You see, police never would have known about Kline's activities if not for the unlawful activities of Brad Willman, a young Canadian hacker who had compromised Kline's computer and monitored his activities there. In fact, Willman says he has done the same with some 3000 others who he suspects of exchanging and viewing child pornography. For this, the Ottowa Citizen calls him a "cyber hero", and the U.S. courts declared that the resulting evidence was admissible against Kline (and no doubt led to his conviction).

Every court involved said that Willman's hacking and surveillance was illegal. Every court said that law enforcement officials must never engage in such blanket surveillance--and that if they did, any resulting evidence would be inadmissible. And yet, the 9th U.S. Circuit Court of Appeals ruled that this case could go forward with the evidence. Why? Because Willman's hacking was done of his own volition and not due to any request or coordination from law enforcement (whose involvement came later).

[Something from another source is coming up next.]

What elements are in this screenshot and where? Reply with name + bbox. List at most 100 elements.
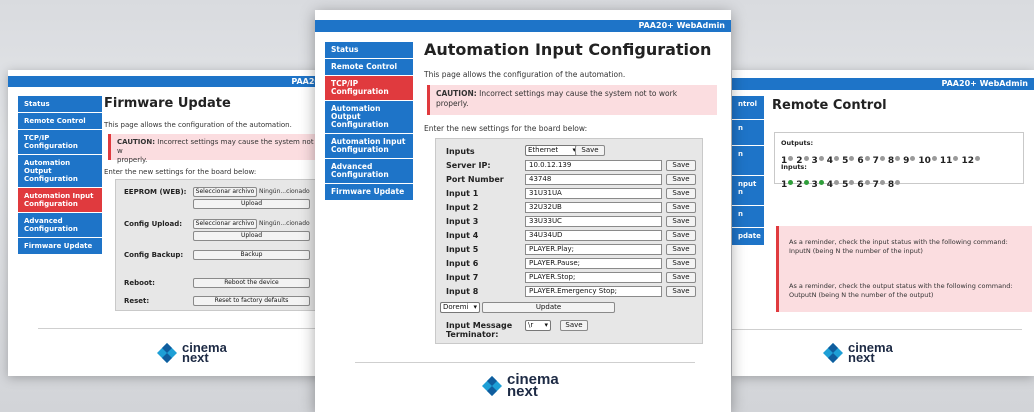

That feels to me like the slipperiest of slopes. This court has effectively said that civil liberties may be violated, as long as the government outsources its dirty work. If done directly by the police, these monitoring activities would be illegal and result in inadmissible evidence. If done by others, they're still illegal--but somehow the resulting evidence is allowable. How does that logic work? How does it not turn into an open invitation for more vigilantes like Brad Willman? And how can we possibly expect such vigilantes to choose who is and isn't a valid target?